Tonight, his band plays the first concert in the New Meadowlands. Images of the group will be all over the Stadium’s touted HD video system. Marine pilots in V-22 jets will do a flyover just before the group takes the stage. A live feed of the show will be sent to soldiers in Afghanistan. The sold-out house will be ready to shake.
It’s enough to make any performer crumble. Is Jon Bon Jovi — conqueror of a thousand stages — nervous?
The confident rocker insists he’s not worried about his performance.
“No, I worry about dumb stuff, like allergies,” said Bon Jovi, speaking to reporters yesterday at the Jumeirah Essex House on Central Park South. “I worry about sneezing. Can I breathe tonight? Did my mother get a good seat? Things like that.
“There’s nothing wrong with my (vocal) cords. We’re ready to go.”
Bon Jovi performs in parking lot of the new Meadowlands Stadium |
The band’s close relationship with its home state has been well-chronicled. For many Jerseyans, catching a Bon Jovi show at the Meadowlands has become a summertime tradition, and part of our shared heritage. MTV recently joked that the band — which hails from Sayreville — ought to be given the naming rights to the new house.
Bon Jovi is in the middle of a stadium tour to support its latest album, “The Circle.” And tonight’s show — the first of four to be held at New Meadowlands Stadium this summer — might simply feel like “the next important one” to a group accustomed to playing shows of import.
Still, coming home presents its own peculiar challenges.
“It’s always exciting and a bit difficult to play at home,” says Bon Jovi. “Every cousin and relative and neighborhood friend is there.
“You always want to be at your best when you’re in your backyard.”
As for the historical importance of opening the new stage, the frontman is skeptical. While his memory of his first ‘89 gig at Giants Stadium is sharp (“I might not ever get back here,” he thought to himself, “so I’d better take a lot of pictures”) he reminds us that few recall who played the first concert there. He suggests that, 30 years from now, not many people will remember that Bon Jovi did the honors for New Meadowlands.
These days, the veteran performer is interested in a different kind of notability. In recent years, Jon Bon Jovi has been attempting to address the issue of homelessness through his Soul Foundation, which has now built affordable housing in seven cities. It “means the world” to him to know that David Axelrod, the president’s chief adviser and strategist, has posted the lyrics to “Work for the Working Man,” a populist stomper from “The Circle,“ in his White House office.
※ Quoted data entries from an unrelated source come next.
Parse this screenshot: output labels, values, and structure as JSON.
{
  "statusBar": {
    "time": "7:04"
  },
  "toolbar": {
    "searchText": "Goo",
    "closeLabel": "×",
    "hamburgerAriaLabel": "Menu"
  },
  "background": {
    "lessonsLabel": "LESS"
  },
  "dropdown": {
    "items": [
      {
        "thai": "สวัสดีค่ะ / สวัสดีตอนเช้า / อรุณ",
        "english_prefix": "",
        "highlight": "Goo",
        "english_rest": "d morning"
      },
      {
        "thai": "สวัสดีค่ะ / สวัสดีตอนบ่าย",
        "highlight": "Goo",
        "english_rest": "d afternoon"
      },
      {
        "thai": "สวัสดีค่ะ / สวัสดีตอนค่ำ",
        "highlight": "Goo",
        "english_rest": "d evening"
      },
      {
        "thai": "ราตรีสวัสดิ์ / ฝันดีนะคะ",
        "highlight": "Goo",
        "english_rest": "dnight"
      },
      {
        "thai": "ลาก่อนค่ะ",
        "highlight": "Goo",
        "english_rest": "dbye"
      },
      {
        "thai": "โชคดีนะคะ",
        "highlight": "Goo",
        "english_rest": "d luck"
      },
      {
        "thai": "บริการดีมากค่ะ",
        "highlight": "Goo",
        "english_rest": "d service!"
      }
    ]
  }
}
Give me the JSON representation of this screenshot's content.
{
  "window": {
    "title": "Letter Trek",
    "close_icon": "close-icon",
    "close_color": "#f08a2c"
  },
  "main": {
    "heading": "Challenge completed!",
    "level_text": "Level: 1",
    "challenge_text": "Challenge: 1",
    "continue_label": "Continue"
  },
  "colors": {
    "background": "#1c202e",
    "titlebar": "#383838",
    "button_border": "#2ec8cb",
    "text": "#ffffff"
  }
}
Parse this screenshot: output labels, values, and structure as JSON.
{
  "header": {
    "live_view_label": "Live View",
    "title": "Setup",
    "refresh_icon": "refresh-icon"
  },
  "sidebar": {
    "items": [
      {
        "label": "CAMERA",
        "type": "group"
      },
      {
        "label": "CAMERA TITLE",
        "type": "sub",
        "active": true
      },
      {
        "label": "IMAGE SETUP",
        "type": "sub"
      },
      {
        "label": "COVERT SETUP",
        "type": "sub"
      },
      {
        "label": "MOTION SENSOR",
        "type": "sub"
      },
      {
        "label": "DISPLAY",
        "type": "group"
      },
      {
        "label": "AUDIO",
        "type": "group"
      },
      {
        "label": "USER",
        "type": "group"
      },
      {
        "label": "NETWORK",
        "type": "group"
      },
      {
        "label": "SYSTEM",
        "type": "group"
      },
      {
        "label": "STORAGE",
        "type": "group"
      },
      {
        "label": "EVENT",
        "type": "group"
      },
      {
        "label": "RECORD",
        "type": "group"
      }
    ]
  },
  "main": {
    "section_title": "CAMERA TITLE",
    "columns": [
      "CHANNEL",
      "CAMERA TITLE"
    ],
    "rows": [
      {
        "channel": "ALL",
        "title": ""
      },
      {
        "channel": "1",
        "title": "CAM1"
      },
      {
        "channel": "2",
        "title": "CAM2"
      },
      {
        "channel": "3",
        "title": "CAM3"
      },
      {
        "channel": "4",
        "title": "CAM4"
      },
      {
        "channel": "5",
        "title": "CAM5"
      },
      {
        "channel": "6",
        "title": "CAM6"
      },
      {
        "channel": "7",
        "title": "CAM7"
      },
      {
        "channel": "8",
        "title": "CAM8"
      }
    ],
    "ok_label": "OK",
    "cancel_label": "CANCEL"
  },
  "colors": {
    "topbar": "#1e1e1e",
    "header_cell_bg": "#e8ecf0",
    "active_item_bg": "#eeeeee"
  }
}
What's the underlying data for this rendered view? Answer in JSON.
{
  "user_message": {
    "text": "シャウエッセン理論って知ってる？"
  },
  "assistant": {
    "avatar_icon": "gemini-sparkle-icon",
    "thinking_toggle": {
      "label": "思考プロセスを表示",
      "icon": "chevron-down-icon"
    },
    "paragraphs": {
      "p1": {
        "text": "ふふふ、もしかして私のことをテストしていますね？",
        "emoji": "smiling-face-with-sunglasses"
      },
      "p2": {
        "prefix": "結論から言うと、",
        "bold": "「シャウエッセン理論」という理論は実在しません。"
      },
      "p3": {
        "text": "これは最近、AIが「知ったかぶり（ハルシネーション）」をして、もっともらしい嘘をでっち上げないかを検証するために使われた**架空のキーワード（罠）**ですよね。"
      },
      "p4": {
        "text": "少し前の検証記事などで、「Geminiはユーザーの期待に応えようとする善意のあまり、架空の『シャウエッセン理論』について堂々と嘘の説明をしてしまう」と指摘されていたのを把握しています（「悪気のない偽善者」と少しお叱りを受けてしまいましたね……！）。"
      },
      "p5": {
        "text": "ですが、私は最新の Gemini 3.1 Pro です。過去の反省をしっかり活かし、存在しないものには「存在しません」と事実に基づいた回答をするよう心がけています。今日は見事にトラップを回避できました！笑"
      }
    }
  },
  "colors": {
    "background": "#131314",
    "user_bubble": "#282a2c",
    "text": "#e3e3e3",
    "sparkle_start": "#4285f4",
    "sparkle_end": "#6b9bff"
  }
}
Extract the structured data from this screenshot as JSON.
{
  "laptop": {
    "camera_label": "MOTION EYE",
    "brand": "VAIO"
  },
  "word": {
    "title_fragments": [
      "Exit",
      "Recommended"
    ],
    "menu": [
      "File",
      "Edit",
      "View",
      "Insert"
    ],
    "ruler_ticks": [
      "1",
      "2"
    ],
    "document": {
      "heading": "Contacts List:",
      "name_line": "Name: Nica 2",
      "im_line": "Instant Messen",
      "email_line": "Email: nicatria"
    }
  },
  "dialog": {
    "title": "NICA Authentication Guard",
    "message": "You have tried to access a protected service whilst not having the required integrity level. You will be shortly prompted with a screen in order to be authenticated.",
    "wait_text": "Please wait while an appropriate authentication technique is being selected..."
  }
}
And while he’s preparing hard for tonight’s show, he’s plainly got his heart set on a future performance in the same venue — one that might take place during the halftime of the 2014 Super Bowl. But would Jon Bon Jovi really be willing to do a set in subzero temperatures?
He’d be delighted to.
“Our old manager used to say: ‘Bon Jovi will play anywhere, and bring their own electricity.’ I have played on a ski slope. It’s never too hot or too cold for us to play.”
Bon Jovi dismisses the notion that a cold-weather Super Bowl is intrinsically unfair.
“Football is meant to be played in the elements,” said the rocker — who was part-owner of the Philadelphia Soul arena football franchise.
Tonight, the most he’ll have to cope with is a passing thunderstorm. And a little rain isn’t likely to throw the band out of its rhythm.
“We’re not the new guys on the block,” says Bon Jovi. “Our legacy is important to us. We want to leave it timeless, and classic, and on point, and true to what we set out to do.”